We often joke that the only thing harder than building a distributed system is testing it. And as with most jokes, there is a truth at its core. Distributed systems are difficult to test because their complexity grows in two directions: the complexity of concurrently moving parts is compounded by the unreliability of the distribution medium itself, often leading to failure circumstances that are as difficult to predict as they are to reproduce.
Property-based testing is the method of repeated execution of a function over a wide range of (possibly random) inputs in order to find cases where a specified property is violated. It can be further enhanced with a refinement process that minimizes the failing input range. This method is often helpful in discovering earlier the sort of edge-case bugs that would otherwise only crop up in production.

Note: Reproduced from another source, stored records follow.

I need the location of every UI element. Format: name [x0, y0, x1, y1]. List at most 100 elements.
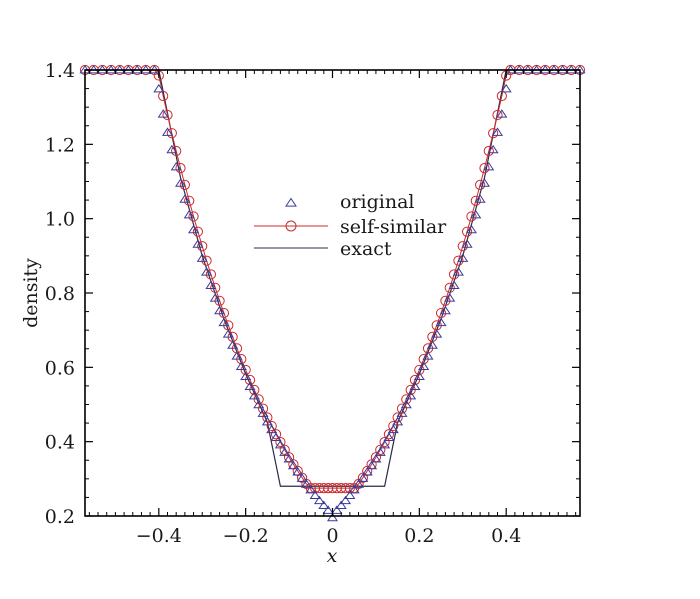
self-similar-point: [388, 420, 399, 432]
self-similar-point: [470, 195, 481, 206]
original-point: [387, 424, 399, 434]
self-similar-point: [331, 483, 342, 494]
original-point: [439, 305, 451, 315]
original-point: [170, 161, 182, 171]
original-point: [270, 432, 282, 441]
legend-label-exact: exact: [340, 238, 392, 260]
original-point: [487, 144, 499, 154]
original-point: [470, 209, 482, 219]
self-similar-point: [453, 255, 464, 266]
original-point: [426, 340, 438, 349]
y-tick-label: 0.6: [45, 357, 75, 379]
original-point: [261, 416, 273, 426]
self-similar-point: [336, 483, 347, 494]
self-similar-point: [435, 307, 447, 319]
data-layer: [79, 64, 586, 522]
self-similar-point: [475, 179, 486, 190]
y-tick-label: 0.8: [45, 283, 75, 305]
x-tick-label: 0: [326, 525, 338, 547]
legend-item-exact: exact: [254, 238, 392, 260]
original-point: [279, 447, 291, 456]
self-similar-point: [327, 483, 338, 494]
original-point: [474, 194, 486, 203]
self-similar-point: [323, 483, 334, 494]
y-tick-label: 1.0: [45, 209, 75, 231]
self-similar-point: [488, 128, 499, 139]
y-tick-label: 1.2: [45, 134, 75, 156]
original-point: [400, 399, 412, 409]
original-point: [240, 371, 252, 381]
self-similar-point: [483, 145, 494, 157]
original-point: [357, 473, 369, 482]
exact-series-line: [85, 69, 580, 487]
self-similar-point: [444, 282, 455, 293]
original-point: [183, 209, 195, 219]
original-point: [348, 484, 360, 494]
x-tick-label: −0.2: [223, 525, 269, 547]
self-similar-point: [188, 211, 199, 222]
original-point: [335, 500, 347, 509]
original-point: [431, 329, 443, 338]
original-point: [153, 83, 165, 93]
ticks-layer: −0.4 −0.2 0 0.2 0.4 0.2 0.4 0.6 0.8 1.0 1.2 1.4: [45, 60, 580, 547]
original-point: [326, 512, 339, 522]
original-point: [392, 416, 404, 426]
original-point: [248, 390, 260, 400]
self-similar-point: [175, 163, 186, 174]
original-point: [461, 239, 473, 248]
self-similar-point: [479, 163, 490, 174]
original-point: [192, 239, 204, 248]
original-point: [283, 454, 295, 463]
self-similar-point: [266, 420, 277, 432]
original-point: [500, 83, 512, 93]
y-axis-title: density: [20, 258, 42, 328]
self-similar-point: [270, 429, 282, 440]
original-point: [422, 351, 434, 360]
x-tick-label: 0.2: [404, 525, 434, 547]
self-similar-point: [375, 444, 386, 455]
original-point: [344, 490, 356, 499]
y-tick-label: 0.4: [45, 432, 75, 454]
original-point: [435, 317, 447, 327]
legend: original self-similar exact: [254, 191, 447, 260]
original-point: [478, 178, 490, 187]
self-similar-point: [466, 211, 477, 222]
y-tick-label: 1.4: [45, 60, 75, 82]
self-similar-point: [257, 403, 269, 414]
x-axis-title: x: [327, 545, 338, 567]
self-similar-point: [279, 444, 290, 455]
original-point: [287, 460, 299, 470]
original-point: [266, 424, 278, 434]
original-point: [396, 408, 408, 417]
original-point: [253, 399, 265, 409]
self-similar-point: [448, 269, 460, 280]
self-similar-point: [275, 436, 286, 448]
original-point: [196, 253, 208, 262]
original-point: [218, 317, 230, 327]
x-tick-label: 0.4: [491, 525, 521, 547]
self-similar-point: [205, 269, 217, 280]
x-tick-label: −0.4: [136, 525, 182, 547]
self-similar-point: [462, 226, 473, 237]
original-point: [179, 194, 191, 203]
original-point: [161, 127, 174, 136]
original-point: [374, 447, 386, 456]
original-point: [361, 467, 373, 476]
self-similar-point: [197, 241, 208, 252]
self-similar-point: [166, 128, 177, 139]
self-similar-point: [383, 429, 395, 440]
original-point: [296, 473, 308, 482]
self-similar-point: [457, 241, 468, 252]
legend-label-original: original: [340, 191, 414, 213]
self-similar-point: [379, 436, 390, 448]
original-point: [209, 293, 221, 302]
self-similar-point: [162, 109, 173, 121]
original-point: [353, 479, 365, 488]
original-point: [166, 144, 178, 154]
self-similar-point: [318, 483, 329, 494]
original-point: [300, 479, 312, 488]
self-similar-point: [192, 226, 203, 237]
original-point: [322, 505, 334, 514]
self-similar-series-line: [85, 69, 580, 489]
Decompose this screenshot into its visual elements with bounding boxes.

When it comes to testing the properties of Wallaroo, a framework for building distributed data applications, the idea of combining property-based testing methods with end-to-end tests seemed liked a natural fit. On the one hand, we can leverage the property-based tests to show that Wallaroo's core properties hold over a broad range of application designs and system events (such as cluster scaling, network errors, and process crashes). And on the other hand, the end-to-end tests help show that these applications do, in fact, work in a variety of real-world conditions.
This presentation will focus on the challenges and benefits of using property-based testing in the end-to-end tests of distributed systems like Wallaroo. It will walk through the infrastructure and automation requirements, the signal design theory underpinning the tests, the active cycle of generation-execution-refinement for obtaining minimal reproducing test cases, and finally the results and lessons learned in the process.